Data protection and privacy has become an essential right; due to the leading role of data in our modern economy. It is key both for building trust and for creating added value and, therefore, growth. As a result, data sovereignty measures have been adopted around the world to protect the citizens’ data. Although data management not only benefits consumers but also companies and nations.
What is data sovereignty?
While technological sovereignty is a vague term that can lead to misconceptions, data sovereignty specifically refers to questions concerning data itself. Data sovereignty is a concept that refers to the fact that data processed by an organization is subject to the laws and regulations of the country or region where it is located. So, businesses must comply with data privacy regulations, guidelines and best practices within their location or the location where they provide their services.
It is an important aspect to consider when migrating to the cloud. At Stackscale, customers know where their data is hosted. Our infrastructure and cloud services are located within the European Union — we currently have data centers in Amsterdam and Madrid — and secured by its regulations. But, in some cloud solutions, customers don’t always know where their applications’ data is physically located.
During the last years, many governments have passed laws regarding how data is stored, protected and used. Not only to protect their citizens’ data, but also to avoid other nations acquiring it. Since data regulations also limit how businesses and organizations can transfer personal data abroad.
Data sovereignty laws in the European Union
Following the release of their main regulation in 2016, the General Data Protection Regulation (GDPR), the European Union is a leader in data protection worldwide. It was followed by the regulation on the free flow of non-personal data (FFD) in 2018 and the EU Cybersecurity Act and the Open Data Directive in 2019.
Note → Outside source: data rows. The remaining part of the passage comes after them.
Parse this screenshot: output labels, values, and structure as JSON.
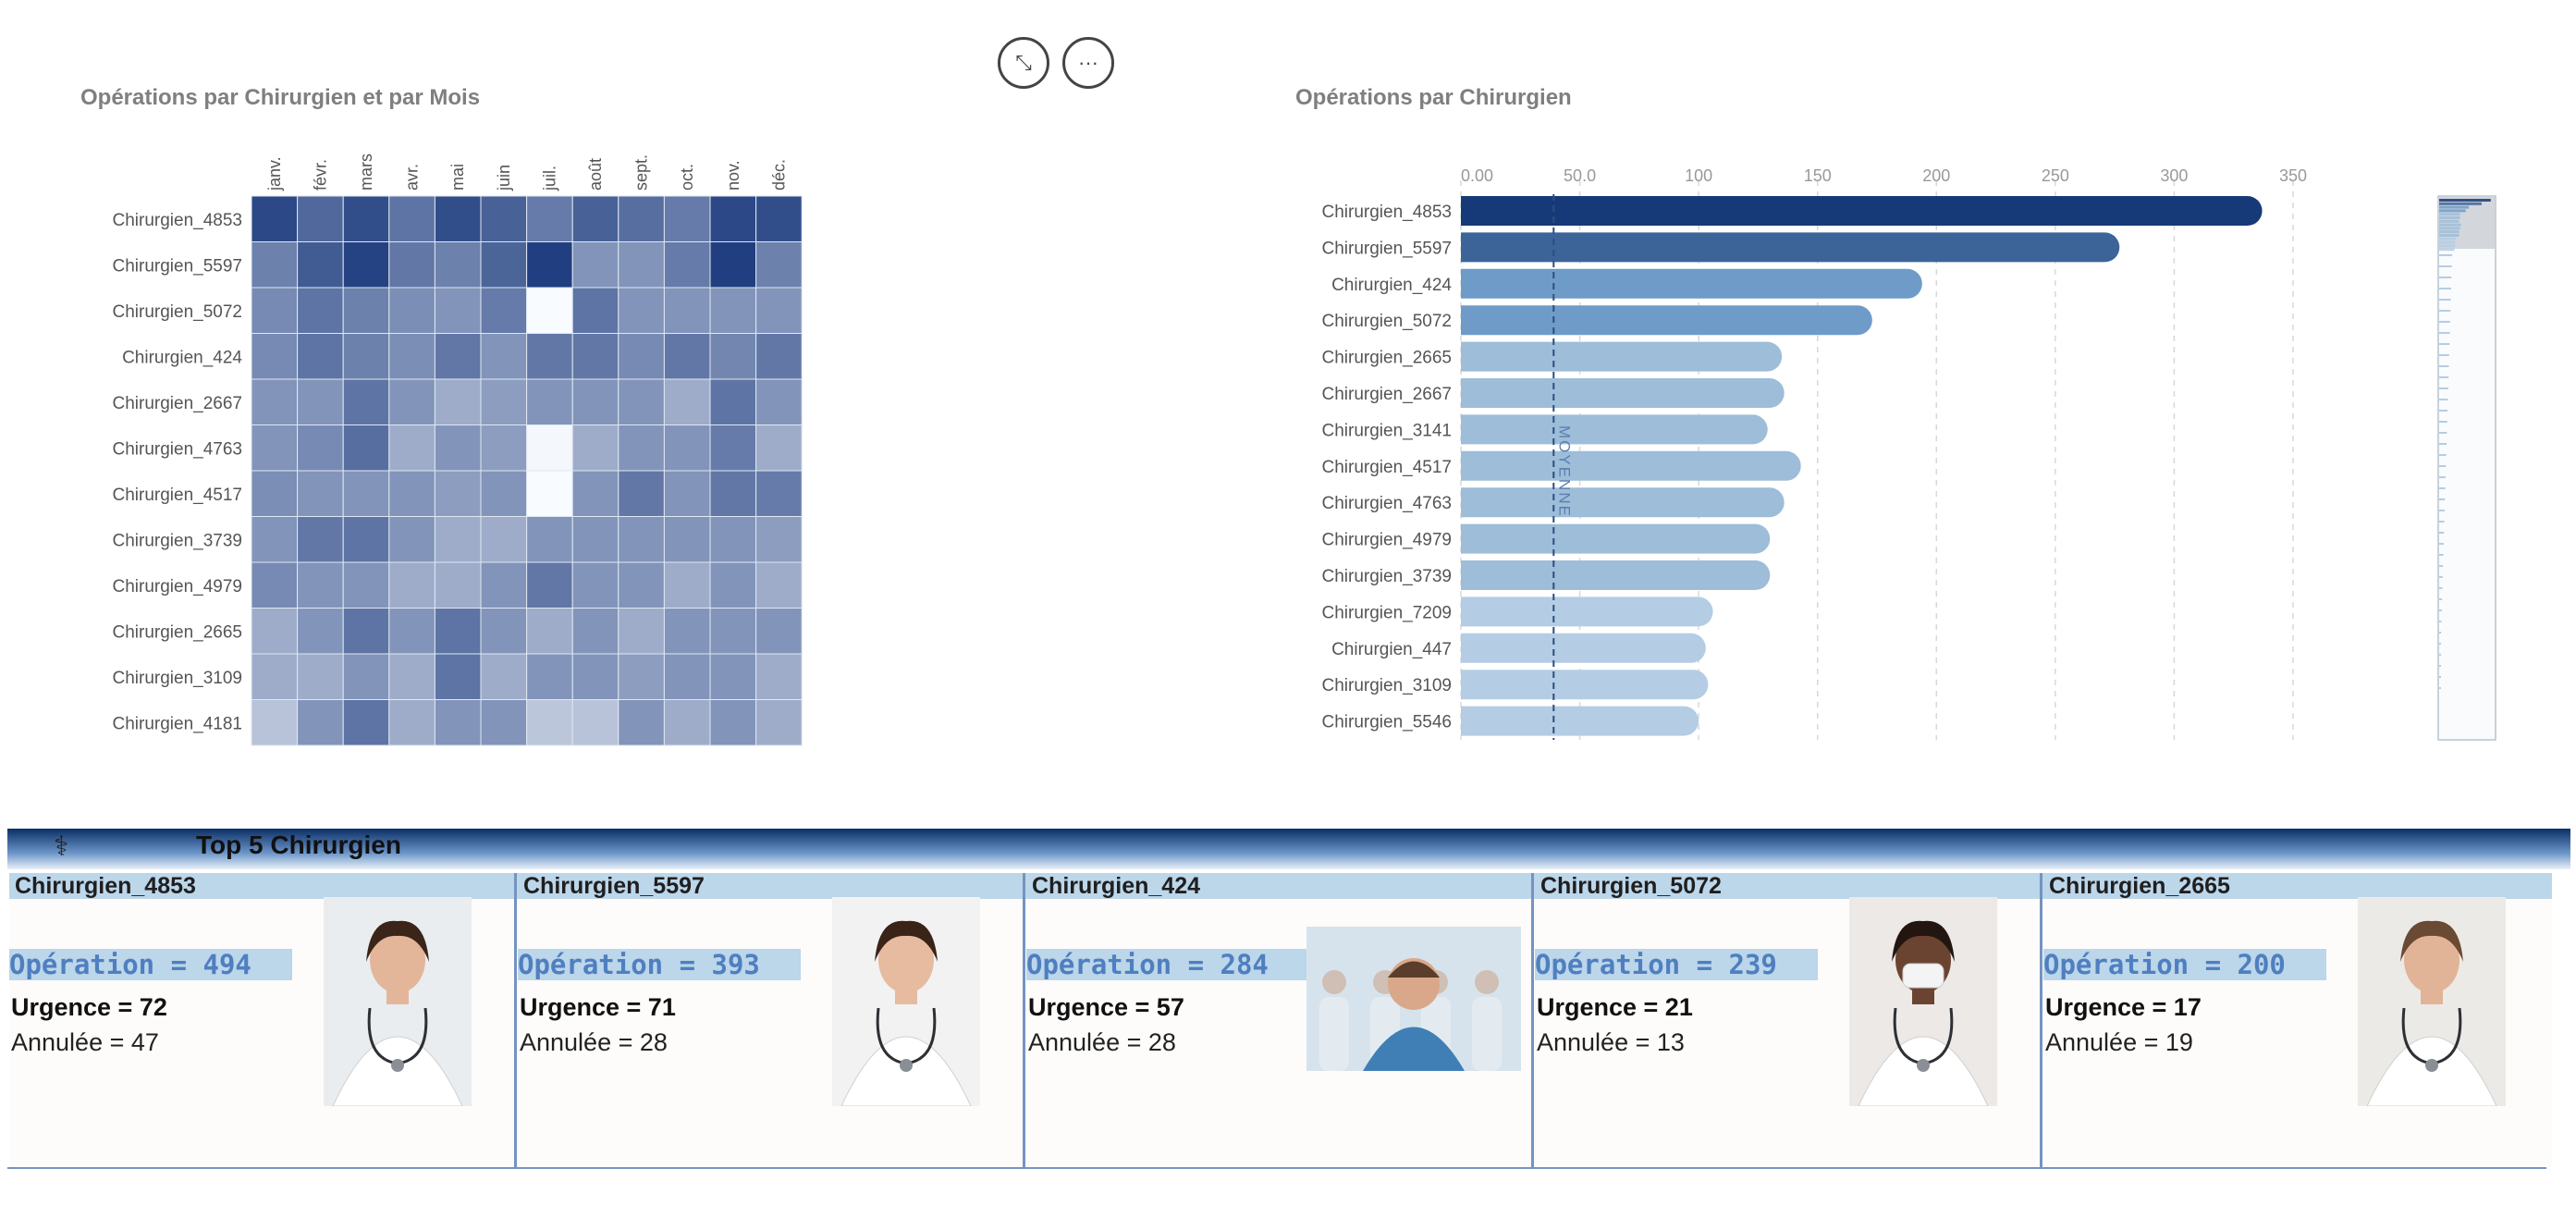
{
  "toolbar": {
    "expand_icon": "expand-icon",
    "more_icon": "more-icon",
    "expand_glyph": "⤡",
    "more_glyph": "···"
  },
  "heatmap": {
    "title": "Opérations par Chirurgien et par Mois",
    "chart_data": {
      "type": "heatmap",
      "months": [
        "janv.",
        "févr.",
        "mars",
        "avr.",
        "mai",
        "juin",
        "juil.",
        "août",
        "sept.",
        "oct.",
        "nov.",
        "déc."
      ],
      "rows": [
        "Chirurgien_4853",
        "Chirurgien_5597",
        "Chirurgien_5072",
        "Chirurgien_424",
        "Chirurgien_2667",
        "Chirurgien_4763",
        "Chirurgien_4517",
        "Chirurgien_3739",
        "Chirurgien_4979",
        "Chirurgien_2665",
        "Chirurgien_3109",
        "Chirurgien_4181"
      ],
      "intensity": [
        [
          0.95,
          0.78,
          0.92,
          0.72,
          0.92,
          0.82,
          0.68,
          0.82,
          0.75,
          0.68,
          0.95,
          0.92
        ],
        [
          0.65,
          0.85,
          0.98,
          0.7,
          0.65,
          0.8,
          1.0,
          0.55,
          0.55,
          0.68,
          1.0,
          0.65
        ],
        [
          0.6,
          0.72,
          0.65,
          0.58,
          0.55,
          0.68,
          0.0,
          0.72,
          0.55,
          0.55,
          0.55,
          0.55
        ],
        [
          0.6,
          0.72,
          0.65,
          0.58,
          0.7,
          0.55,
          0.7,
          0.7,
          0.6,
          0.7,
          0.62,
          0.7
        ],
        [
          0.55,
          0.55,
          0.72,
          0.55,
          0.42,
          0.5,
          0.55,
          0.55,
          0.55,
          0.42,
          0.72,
          0.55
        ],
        [
          0.55,
          0.6,
          0.75,
          0.42,
          0.55,
          0.5,
          0.02,
          0.42,
          0.55,
          0.55,
          0.68,
          0.42
        ],
        [
          0.58,
          0.55,
          0.55,
          0.55,
          0.5,
          0.55,
          0.0,
          0.55,
          0.7,
          0.55,
          0.7,
          0.68
        ],
        [
          0.55,
          0.7,
          0.72,
          0.55,
          0.42,
          0.42,
          0.55,
          0.55,
          0.55,
          0.55,
          0.55,
          0.5
        ],
        [
          0.6,
          0.55,
          0.55,
          0.42,
          0.42,
          0.55,
          0.7,
          0.55,
          0.55,
          0.42,
          0.55,
          0.42
        ],
        [
          0.42,
          0.55,
          0.72,
          0.55,
          0.72,
          0.55,
          0.42,
          0.55,
          0.42,
          0.55,
          0.55,
          0.55
        ],
        [
          0.42,
          0.42,
          0.55,
          0.42,
          0.72,
          0.42,
          0.55,
          0.55,
          0.5,
          0.55,
          0.55,
          0.42
        ],
        [
          0.3,
          0.55,
          0.72,
          0.42,
          0.55,
          0.55,
          0.28,
          0.3,
          0.55,
          0.42,
          0.55,
          0.42
        ]
      ]
    }
  },
  "barchart": {
    "title": "Opérations par Chirurgien",
    "reference_label": "MOYENNE",
    "chart_data": {
      "type": "bar",
      "orientation": "horizontal",
      "xlim": [
        0,
        350
      ],
      "xticks": [
        "0.00",
        "50.0",
        "100",
        "150",
        "200",
        "250",
        "300",
        "350"
      ],
      "tick_values": [
        0,
        50,
        100,
        150,
        200,
        250,
        300,
        350
      ],
      "reference_line": {
        "label": "MOYENNE",
        "value": 39
      },
      "categories": [
        "Chirurgien_4853",
        "Chirurgien_5597",
        "Chirurgien_424",
        "Chirurgien_5072",
        "Chirurgien_2665",
        "Chirurgien_2667",
        "Chirurgien_3141",
        "Chirurgien_4517",
        "Chirurgien_4763",
        "Chirurgien_4979",
        "Chirurgien_3739",
        "Chirurgien_7209",
        "Chirurgien_447",
        "Chirurgien_3109",
        "Chirurgien_5546"
      ],
      "values": [
        337,
        277,
        194,
        173,
        135,
        136,
        129,
        143,
        136,
        130,
        130,
        106,
        103,
        104,
        100
      ],
      "colors": [
        "#163a78",
        "#3d6499",
        "#6f9bc9",
        "#6f9bc9",
        "#9dbdd9",
        "#9dbdd9",
        "#9dbdd9",
        "#9dbdd9",
        "#9dbdd9",
        "#9dbdd9",
        "#9dbdd9",
        "#b4cde4",
        "#b4cde4",
        "#b4cde4",
        "#b4cde4"
      ]
    }
  },
  "top5": {
    "title": "Top 5 Chirurgien",
    "icon": "stethoscope-icon",
    "icon_glyph": "⚕",
    "cards": [
      {
        "name": "Chirurgien_4853",
        "operation": "Opération = 494",
        "urgence": "Urgence = 72",
        "annulee": "Annulée = 47"
      },
      {
        "name": "Chirurgien_5597",
        "operation": "Opération = 393",
        "urgence": "Urgence = 71",
        "annulee": "Annulée = 28"
      },
      {
        "name": "Chirurgien_424",
        "operation": "Opération = 284",
        "urgence": "Urgence = 57",
        "annulee": "Annulée = 28"
      },
      {
        "name": "Chirurgien_5072",
        "operation": "Opération = 239",
        "urgence": "Urgence = 21",
        "annulee": "Annulée = 13"
      },
      {
        "name": "Chirurgien_2665",
        "operation": "Opération = 200",
        "urgence": "Urgence = 17",
        "annulee": "Annulée = 19"
      }
    ]
  }
}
The General Data Protection Regulation (GDPR)
The GDPR unifies data protection regulation within the EU. It establishes strict rules on how EU citizens’ personal data must be stored, collected and processed; both within and outside the European Union. It was approved in April 2016 and entered into force in May 2018; replacing the 1995 European Data Protection Directive.
The GDPR applies both to data controllers — organizations using cloud services that process EU citizens’ data — and data processors — organizations providing cloud services that process EU citizens’ data. This regulation, although flexible for certain aspects, applies to all EU Member States, creating a common data sovereignty and protection framework within the region.
The regulation on the free flow of non-personal data (FFD)
The goal of the regulation on the free flow of non-personal data is to boost the benefits of the data economy. It is applicable from May 2019. The FFD contributes to the creation of a competitive digital economy within the EU. Together with the GDPR, it aims to guarantee the free movement of non-personal data across the Member States of the European Union.
The EU Cybersecurity Act
The EU Cybersecurity Act establishes a UE cybersecurity certification framework for digital products, services and processes. In addition to strengthening the EU Agency for cybersecurity (ENISA).
The Open Data Directive
The Open Data Directive provides a common legal framework to facilitate the reuse of public sector information. It also aims to make high-value data available for reuse and strengthening transparency. It entered into force in July 2019.
The European Digital Strategy & the Digital Single Market
The EU Digital Strategy focuses on the following basic aspects in order to create a strong, competitive digital economy:
- Boosting the growth potential of the digital economy, while adopting technologies that respect European values.
- Empowering citizens to be aware of how they act and interact with data, both online and offline.
- Building a climate-neutral and resource-efficient economy.
- Creating a fair Digital Single Market where businesses can compete on equal terms and individuals’ rights are respected.
- Improving access to digital goods and services across Europe, both for consumers and businesses.
At Stackscale, we always develop our products and services with security, privacy, transparency and efficiency in mind. Besides, we are proud to say that we opt for open standards and protocols to develop our Private Cloud solutions. Since that enables our customers to keep greater control over their IT environment.